Results and discussion

Details on results:

Please refer to "Any other information on results incl. tables"

Results with reference substance (positive control):

No data.

Reported statistics and error estimates:

No data.

Any other information on results incl. tables

The results of the test, including all recorded values in the laboratory manuscript and the calculated inhibition effect were noted in a table. The range of the effect concentrations was estimated from the result.
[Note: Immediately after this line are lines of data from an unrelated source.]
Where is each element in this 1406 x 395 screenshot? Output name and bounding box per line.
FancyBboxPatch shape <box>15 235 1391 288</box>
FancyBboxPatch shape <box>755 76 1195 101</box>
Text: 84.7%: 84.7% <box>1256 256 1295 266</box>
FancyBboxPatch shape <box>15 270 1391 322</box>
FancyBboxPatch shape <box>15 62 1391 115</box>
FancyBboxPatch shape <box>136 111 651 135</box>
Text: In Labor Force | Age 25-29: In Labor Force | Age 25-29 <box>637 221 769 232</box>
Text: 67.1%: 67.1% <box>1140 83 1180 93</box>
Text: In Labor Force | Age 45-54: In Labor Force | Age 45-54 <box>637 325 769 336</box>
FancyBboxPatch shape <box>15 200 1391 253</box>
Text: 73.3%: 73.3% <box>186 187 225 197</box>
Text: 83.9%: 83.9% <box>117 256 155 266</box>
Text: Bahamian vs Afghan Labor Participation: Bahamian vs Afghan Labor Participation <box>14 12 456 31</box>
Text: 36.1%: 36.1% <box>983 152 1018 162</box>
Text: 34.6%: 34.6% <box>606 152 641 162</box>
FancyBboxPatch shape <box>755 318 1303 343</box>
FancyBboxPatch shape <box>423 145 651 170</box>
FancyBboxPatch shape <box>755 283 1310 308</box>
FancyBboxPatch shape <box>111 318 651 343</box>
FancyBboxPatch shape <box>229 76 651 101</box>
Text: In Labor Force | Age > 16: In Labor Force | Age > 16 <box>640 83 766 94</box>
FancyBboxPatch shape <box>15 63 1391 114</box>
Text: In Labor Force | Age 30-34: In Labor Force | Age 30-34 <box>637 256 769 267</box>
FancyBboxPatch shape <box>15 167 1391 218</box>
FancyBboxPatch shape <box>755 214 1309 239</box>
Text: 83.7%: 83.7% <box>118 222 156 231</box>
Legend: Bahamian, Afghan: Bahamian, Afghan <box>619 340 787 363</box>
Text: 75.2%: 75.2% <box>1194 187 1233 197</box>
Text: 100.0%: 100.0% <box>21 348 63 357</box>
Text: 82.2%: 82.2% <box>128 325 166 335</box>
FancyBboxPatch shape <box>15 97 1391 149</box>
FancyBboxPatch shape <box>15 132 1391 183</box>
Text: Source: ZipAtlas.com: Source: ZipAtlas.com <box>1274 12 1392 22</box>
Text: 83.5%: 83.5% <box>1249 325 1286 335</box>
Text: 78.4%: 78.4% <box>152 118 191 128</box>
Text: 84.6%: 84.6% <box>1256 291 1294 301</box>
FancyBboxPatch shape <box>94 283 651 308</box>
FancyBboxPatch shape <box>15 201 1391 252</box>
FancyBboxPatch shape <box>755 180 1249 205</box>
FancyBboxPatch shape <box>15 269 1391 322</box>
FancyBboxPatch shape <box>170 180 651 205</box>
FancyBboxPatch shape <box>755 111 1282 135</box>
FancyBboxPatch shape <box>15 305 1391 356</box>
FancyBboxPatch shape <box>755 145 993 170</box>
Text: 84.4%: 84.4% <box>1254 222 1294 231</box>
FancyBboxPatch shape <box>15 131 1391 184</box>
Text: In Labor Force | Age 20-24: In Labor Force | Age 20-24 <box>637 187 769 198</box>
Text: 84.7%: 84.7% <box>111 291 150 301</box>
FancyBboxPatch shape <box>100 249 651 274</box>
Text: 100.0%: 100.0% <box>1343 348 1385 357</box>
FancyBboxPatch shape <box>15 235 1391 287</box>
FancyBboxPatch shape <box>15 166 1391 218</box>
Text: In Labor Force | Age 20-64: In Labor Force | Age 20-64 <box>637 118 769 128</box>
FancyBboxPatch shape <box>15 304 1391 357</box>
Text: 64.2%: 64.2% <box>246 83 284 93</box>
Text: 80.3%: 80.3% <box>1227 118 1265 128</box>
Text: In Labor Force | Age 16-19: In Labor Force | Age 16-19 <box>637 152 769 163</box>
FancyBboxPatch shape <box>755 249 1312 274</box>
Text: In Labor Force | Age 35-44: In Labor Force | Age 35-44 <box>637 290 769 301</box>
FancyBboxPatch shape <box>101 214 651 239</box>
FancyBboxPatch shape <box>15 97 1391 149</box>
Applicant's summary and conclusion

Validity criteria fulfilled:

no

Conclusions:

The results of testing the toxicity of 2‘-methylacetoacetanilide an the growth of bacteria in the Pseudomonas putida cell multiplication inhibition test
revealed that:
The EC10 and EC50 of 2‘-methylacetoacetanilide to Pseudomonas putida are >800 mgIL.

Executive summary:

Testing the growth inhibition of Pseudomonas putida was conducted according to the draft of November 1978 for the standard DIN 38412, part 8(1991). The test proceeded without disturbances. The turbidity of the inoculum in the blank controls increased to more than the 100-fold within the test period. The sensitivity of the used bacteria strain was not controlled with a reference substance as it was described later as a standard procedure in DIN 38412, part 8, and in the later published standard DIN EN ISC 10712: 1996-02. As no inhibition effect occurred with 2‘-methylacetoacetanilide in the highest concentration to be tested, in this test only this one concentration had been implemented. Five duplicates were performed with the blank control and two duplicates with the test substance. All available data are reported in this document. Some lacks in the laboratory protocols are mentioned in this report.